It's usually said that the geometry exists for multi-dimensional systems which are not known to qualify any known actual construct or created universe.
However, inn't the concept of 'empty space' itself an abstraction? Space devoid of energy and matter and position can only be visualised via geometry. So is geometry a space-derivative, or is space a geometry-derivative?
If space is no more than a mnemonic for the convenient intellectual assimilation of separate objects - just as time may be a mnemonic for imposing sequential order on events (so that they can be become causes and effects) - then it perhaps has no intrinsic geometry or dimensions, but is an abstract medium upon which any number of dimensions may be imposed.
The notion that (say) 3 dimensions of space are 'real', and any more 'imaginary' is akin to that of numbers not being 'real' if they cannot be applied to the denumeration of anything. As if mathematicians were to discover a numeral, far short of infinity, beyond which - for some unfathomable/unaccountable reason - addition suddenly became impossible. A kind of hole in numbers.

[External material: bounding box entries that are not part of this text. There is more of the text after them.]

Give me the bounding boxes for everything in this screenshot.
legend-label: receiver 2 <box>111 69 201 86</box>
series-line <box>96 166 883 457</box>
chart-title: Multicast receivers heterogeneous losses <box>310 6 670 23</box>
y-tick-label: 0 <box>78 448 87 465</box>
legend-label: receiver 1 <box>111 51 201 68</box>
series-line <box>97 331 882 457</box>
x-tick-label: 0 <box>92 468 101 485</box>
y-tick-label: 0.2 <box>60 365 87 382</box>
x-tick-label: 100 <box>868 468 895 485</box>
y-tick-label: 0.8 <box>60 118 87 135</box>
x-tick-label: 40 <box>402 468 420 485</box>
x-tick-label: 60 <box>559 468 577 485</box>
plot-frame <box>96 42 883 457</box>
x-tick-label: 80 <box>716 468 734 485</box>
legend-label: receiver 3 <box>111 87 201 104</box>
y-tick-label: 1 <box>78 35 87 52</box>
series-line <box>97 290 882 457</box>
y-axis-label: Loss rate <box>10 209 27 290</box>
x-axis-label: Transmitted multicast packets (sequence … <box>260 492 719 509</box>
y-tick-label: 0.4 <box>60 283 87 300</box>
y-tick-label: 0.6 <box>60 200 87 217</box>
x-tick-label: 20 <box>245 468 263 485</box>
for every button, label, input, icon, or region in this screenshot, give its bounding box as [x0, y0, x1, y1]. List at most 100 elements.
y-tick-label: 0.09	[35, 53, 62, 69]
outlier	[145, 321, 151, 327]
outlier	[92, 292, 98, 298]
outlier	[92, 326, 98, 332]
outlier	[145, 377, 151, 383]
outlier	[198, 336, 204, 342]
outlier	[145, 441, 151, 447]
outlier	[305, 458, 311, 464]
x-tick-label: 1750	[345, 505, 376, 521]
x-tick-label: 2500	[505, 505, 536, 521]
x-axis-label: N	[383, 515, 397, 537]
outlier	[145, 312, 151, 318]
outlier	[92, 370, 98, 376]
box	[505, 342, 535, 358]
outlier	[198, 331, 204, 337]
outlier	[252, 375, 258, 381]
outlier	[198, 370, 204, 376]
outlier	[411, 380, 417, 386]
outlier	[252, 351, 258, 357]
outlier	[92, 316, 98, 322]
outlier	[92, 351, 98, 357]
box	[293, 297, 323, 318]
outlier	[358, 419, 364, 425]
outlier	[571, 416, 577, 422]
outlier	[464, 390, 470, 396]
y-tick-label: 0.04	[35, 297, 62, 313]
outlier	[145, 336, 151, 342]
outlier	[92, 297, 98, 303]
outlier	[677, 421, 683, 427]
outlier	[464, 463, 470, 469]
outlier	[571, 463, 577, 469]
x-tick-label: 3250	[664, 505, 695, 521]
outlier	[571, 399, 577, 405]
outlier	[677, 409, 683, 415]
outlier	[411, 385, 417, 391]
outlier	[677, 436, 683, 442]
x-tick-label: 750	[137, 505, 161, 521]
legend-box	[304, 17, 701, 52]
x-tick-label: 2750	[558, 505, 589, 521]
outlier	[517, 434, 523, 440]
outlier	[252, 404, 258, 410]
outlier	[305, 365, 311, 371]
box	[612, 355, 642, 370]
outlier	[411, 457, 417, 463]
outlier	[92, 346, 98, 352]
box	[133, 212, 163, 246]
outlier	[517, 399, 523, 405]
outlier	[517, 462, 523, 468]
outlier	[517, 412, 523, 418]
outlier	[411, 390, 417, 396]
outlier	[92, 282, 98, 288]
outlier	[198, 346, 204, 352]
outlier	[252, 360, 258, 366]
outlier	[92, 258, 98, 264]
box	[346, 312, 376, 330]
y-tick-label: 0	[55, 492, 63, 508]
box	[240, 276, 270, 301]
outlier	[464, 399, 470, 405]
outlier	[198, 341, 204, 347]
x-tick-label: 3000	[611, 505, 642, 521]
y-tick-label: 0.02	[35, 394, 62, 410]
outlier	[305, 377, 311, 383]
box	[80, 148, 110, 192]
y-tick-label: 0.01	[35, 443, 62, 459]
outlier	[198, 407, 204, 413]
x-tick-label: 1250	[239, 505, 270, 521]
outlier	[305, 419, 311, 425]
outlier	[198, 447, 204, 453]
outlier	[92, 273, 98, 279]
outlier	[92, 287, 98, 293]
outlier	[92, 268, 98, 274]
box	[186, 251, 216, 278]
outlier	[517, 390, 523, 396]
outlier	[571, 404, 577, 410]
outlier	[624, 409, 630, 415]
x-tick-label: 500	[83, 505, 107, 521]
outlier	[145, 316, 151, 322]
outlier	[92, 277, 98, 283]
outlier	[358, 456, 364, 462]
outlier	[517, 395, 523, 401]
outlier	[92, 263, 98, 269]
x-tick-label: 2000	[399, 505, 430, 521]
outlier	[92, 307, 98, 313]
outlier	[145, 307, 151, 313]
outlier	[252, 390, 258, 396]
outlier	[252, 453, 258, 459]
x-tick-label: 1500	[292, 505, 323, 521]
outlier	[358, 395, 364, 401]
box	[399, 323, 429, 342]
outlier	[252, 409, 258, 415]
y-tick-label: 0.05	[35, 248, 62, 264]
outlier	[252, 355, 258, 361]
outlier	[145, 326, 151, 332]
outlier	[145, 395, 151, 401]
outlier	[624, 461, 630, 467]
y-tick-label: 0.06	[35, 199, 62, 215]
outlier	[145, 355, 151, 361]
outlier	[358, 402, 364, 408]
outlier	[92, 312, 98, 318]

This leads to supposition that it is absurd to postulate a finite number of dimensions exists; though there may be geometries of n-dimensions which have never been 'activated'. That such constructs are imposed upon, and not inherent in, what we call 'space'.
In a universe of infinite spatial dimensions, only the ultimate one has any valid solidity. And there is no ultimate. So all that remains is a network of shadows!